Paris Catresou has always wanted to serve his family by guarding Juliet. But when his ward tries to escape her fate, magic goes terribly wrong—killing her and leaving Paris bound to Romeo. If he wants to discover the truth of what happened, Paris must delve deep into the city, ally with his worst enemy . . . and perhaps turn against his own clan.
Mahyanai Runajo just wants to protect her city—but she’s the only one who believes it’s in peril. In her desperate hunt for information, she accidentally pulls Juliet from the mouth of death—and finds herself bound to the bitter, angry girl. Runajo quickly discovers Juliet might be the one person who can help her recover the secret to saving Viyara.

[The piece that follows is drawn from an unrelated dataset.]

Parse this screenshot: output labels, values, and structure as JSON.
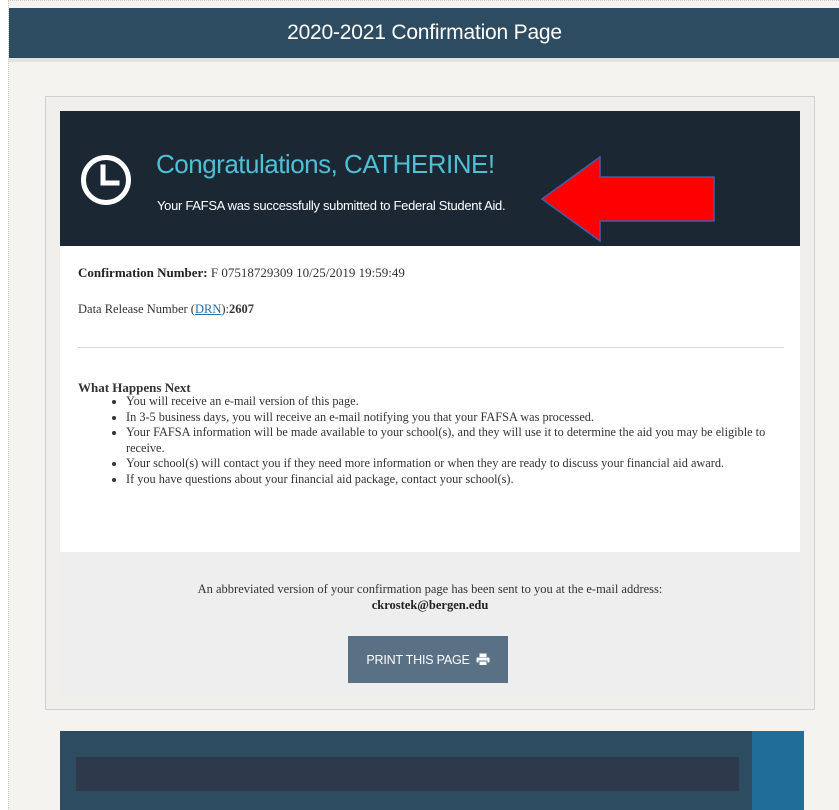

Both pairs will find friendship where they least expect it. Both will find that Viyara holds more secrets and dangers than anyone ever expected. And outside the walls, death is waiting. . .
Bright Smoke, Cold Fire was weaker than Hodge's two other novels, and I think that might be because it is dual POV rather than the single POV found in her other books. I just didn't feel like I was quite as connected to the protagonists. In regards to our secondary characters, maybe there's a bit of instalove in there, but I can't really criticise that because the book is based on Romeo and Juliet, which is the very archetype of instalove.
Hodge's writing is still as gorgeous as ever, with the same dark tone that's found in Cruel Beauty and Crimson Bound. I definitely feel like her writing style is well suited to this type of twisted high fantasy retelling. Her imagery is stunning and just the way she weaves certain phrases is just so dang beautiful.
The world building was also fantastic overall, but I found the first quarter or so very difficult to keep track of. There were so many new concepts thrown at you without giving you time to gather your thoughts. The concepts were quite brilliant, from the dark twist on what the "Juliet" represents, and the necromancy and the interesting clan system, but it was all too much to infodump this at the same time. As we got less world building towards the middle of the novel, it was easier to understand what was going on.
Overall, despite the mass of information we got at the start of the novel, as I kept reading, the book continued to improve. I'm sure that the sequel (and finale) will be just as good, if not better.